In Rew, Pa., where she lived, Lynne’s grandmother and mother both canned but she didn’t think much about it when she was growing up. Lynne, who came to the Island in the 70s, started canning her own food about 50 years ago with her best friend Sharlee Livingston. They had young children and babies when they first attempted to make homemade applesauce and preserve it.
“We made a million mistakes,” Lynn said. “We had the bright idea to put apples in the pressure cooker, we’d cook them up and run them through a sieve. Well, we couldn’t get the top off the pressure cooker, we had 10 pounds of pressure on it and the top blew off and went flying across the room, and I was holding a newborn. We scraped two quarts of applesauce off the ceiling.
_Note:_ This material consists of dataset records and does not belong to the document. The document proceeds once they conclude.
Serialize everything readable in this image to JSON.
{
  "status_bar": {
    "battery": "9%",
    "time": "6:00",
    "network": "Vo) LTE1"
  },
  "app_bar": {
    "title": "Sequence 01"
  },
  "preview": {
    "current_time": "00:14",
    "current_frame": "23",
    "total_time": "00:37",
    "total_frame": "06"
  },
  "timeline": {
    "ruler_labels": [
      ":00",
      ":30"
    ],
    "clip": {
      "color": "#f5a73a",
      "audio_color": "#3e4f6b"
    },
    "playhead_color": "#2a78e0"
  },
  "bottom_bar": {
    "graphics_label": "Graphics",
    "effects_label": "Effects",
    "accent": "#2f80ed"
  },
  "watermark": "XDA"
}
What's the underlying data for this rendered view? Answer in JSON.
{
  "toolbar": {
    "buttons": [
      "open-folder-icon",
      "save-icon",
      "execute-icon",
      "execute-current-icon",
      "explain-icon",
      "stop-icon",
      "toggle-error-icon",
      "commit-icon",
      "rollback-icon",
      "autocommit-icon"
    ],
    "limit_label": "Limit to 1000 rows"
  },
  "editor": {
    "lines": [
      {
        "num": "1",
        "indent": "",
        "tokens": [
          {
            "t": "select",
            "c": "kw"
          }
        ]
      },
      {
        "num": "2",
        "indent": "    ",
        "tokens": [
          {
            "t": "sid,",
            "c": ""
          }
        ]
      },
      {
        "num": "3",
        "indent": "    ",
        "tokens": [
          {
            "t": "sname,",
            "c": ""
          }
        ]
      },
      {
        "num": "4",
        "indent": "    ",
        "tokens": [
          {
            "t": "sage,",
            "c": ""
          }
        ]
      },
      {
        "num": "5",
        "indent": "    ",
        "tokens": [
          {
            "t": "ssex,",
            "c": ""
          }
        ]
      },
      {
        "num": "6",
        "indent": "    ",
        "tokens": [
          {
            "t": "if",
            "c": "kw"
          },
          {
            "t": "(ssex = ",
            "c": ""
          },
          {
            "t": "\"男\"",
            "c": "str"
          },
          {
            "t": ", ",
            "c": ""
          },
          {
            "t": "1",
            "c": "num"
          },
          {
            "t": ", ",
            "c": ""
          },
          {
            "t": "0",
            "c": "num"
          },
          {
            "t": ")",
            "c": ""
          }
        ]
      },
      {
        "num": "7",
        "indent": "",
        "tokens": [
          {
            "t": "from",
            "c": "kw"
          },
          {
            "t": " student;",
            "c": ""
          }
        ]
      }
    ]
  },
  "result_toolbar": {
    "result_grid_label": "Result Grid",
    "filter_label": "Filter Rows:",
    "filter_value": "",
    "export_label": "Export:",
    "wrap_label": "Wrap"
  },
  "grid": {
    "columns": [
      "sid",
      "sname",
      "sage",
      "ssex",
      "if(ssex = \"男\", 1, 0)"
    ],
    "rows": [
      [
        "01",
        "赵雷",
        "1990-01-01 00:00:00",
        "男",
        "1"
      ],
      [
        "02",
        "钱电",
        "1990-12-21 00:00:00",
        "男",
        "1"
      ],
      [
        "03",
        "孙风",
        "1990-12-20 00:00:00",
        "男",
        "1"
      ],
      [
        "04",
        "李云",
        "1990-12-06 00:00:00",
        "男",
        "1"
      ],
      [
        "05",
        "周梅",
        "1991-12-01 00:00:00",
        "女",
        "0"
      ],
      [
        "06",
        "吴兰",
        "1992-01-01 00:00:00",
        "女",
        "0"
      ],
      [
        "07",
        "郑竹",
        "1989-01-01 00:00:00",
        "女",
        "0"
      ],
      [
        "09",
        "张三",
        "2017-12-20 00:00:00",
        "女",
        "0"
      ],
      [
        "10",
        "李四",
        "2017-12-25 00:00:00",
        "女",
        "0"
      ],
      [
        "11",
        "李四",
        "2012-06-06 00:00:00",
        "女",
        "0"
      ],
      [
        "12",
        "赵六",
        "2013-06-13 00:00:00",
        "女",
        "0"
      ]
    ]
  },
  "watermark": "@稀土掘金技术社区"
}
Never cook apples in a pressure cooker, the skin of the apples goes over the valve. That’s when we said we need to pay attention and we never had another accident. I have to say what I like is that we didn’t give up. We said, okay, we did something wrong but we went ahead and persisted.”
Lynne told us she only uses the pressure cooker for foods with low acidity; for everything else she uses a water bath. Her dilly beans recipe is published every year in her garden column in the Vineyard Gazette, which she’s written since 2007. Her kids would eat a quart of them with every meal, she said.
Lynne has a copy of the first edition of “Stocking Up: How to Preserve the Foods You Grow Naturally,” and she has used it as a sort of canning bible over the years. “This book tells you how to kill a chicken and how to store food underground,” she tells us as we take a look at her worn copy. “It’s the same book I’ve used for 40 years. It’s from the 70s and it’s where I get all my recipes.”
She grows her own food year-round and runs a gardening business most of the year. Food — growing it, preserving it, and eating it — is her passion. “There’s no saving in farming,” she says. “Every egg I eat is about 10 dollars when you count how much money I’ve spent. I don’t do this to save money. I’ve spent every penny I have doing this and the only thing I have to show for it is moral high ground. I don’t drink, I don’t smoke, and I don’t get my hair done. I don’t go to big box stores. I don’t need a thousand Q-tips.”
Living simply is her credo, and after spending an hour with Lynne, you wonder why you aren’t doing it yourself, except you realize that she never sits still. “I just really like growing food,” she says, “and I can’t sell it. I give it away. If I sold it, it would make me anxious. I’d be afraid they’d leave it in the back of the refrigerator and it would go to waste.”